1. Registration & Communication
- Official Registration: All participants must register via the Official Google Form.
- Discord Community: Upon registration, team members will be individually invited to our Discord server. This is the primary hub for technical support, Q&A, and announcements.
- Eligibility: Each individual is permitted to join only one team. Participating in multiple teams under different aliases is strictly prohibited and will lead to disqualification.
2. Data Usage & NDA
- NDA Agreement: By downloading the 10k hour Dataset, participants automatically agree to the terms of the Non-Disclosure Agreement (NDA). The full NDA content will be available on the website prior to the dataset release.
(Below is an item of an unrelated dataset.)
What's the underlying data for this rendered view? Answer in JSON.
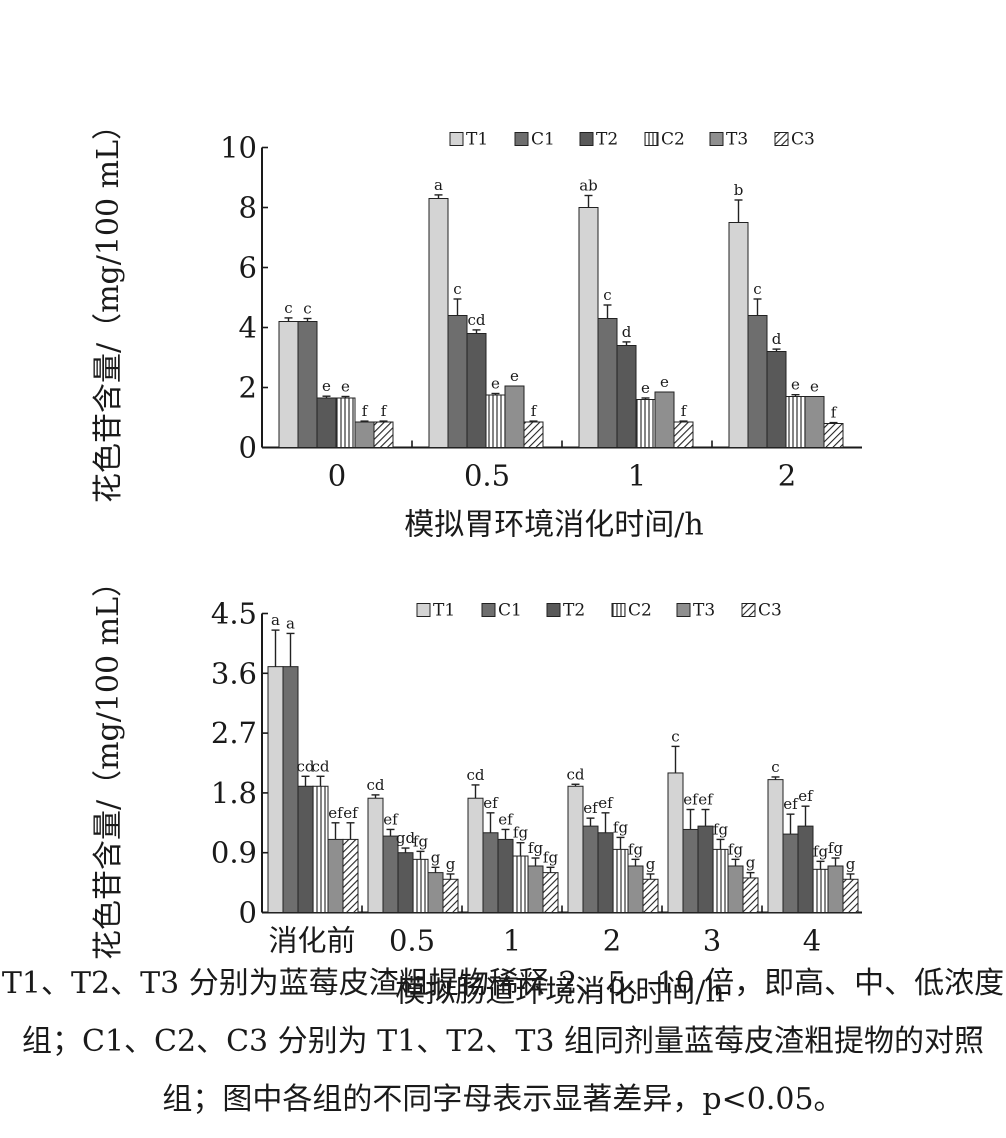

- Usage Restriction: The provided data is for research purposes within this competition only.
3. Bi-weekly Evaluation Schedule
To help teams track their progress, we will conduct four rounds of evaluation:
- gitEvaluation Dates: March 1st, March 15th, April 1st, and April 15th (Final).
- Submission Deadline: Models must be submitted to the designated Cloudflare Storage (format and keys to be announced) by 23:59 AoE on each evaluation date.
- Submission Limit: Each team may submit only one model per evaluation cycle.
4. Technical Specifications & Environment
- Robot Platform: All evaluations will be performed using the Toyota HSR (Human Support Robot).
- Compute Hardware: Submitted VLA models will be executed on a system equipped with an NVIDIA RTX 5070 Ti.
- Deployment: To ensure environment consistency, we will soon release a Docker image and an evaluation script. All submissions must be compatible with this provided environment.
- Submission Content: Please submit only the necessary source code and model checkpoints required for inference.
5. Task Structure & Scoring
- Task Composition: The benchmark consists of 6 tasks in total:
- 3 Public Tasks: Detailed descriptions and training data provided.
- Scoring Metric: The final ranking is determined by the Average Success Rate across all 6 tasks.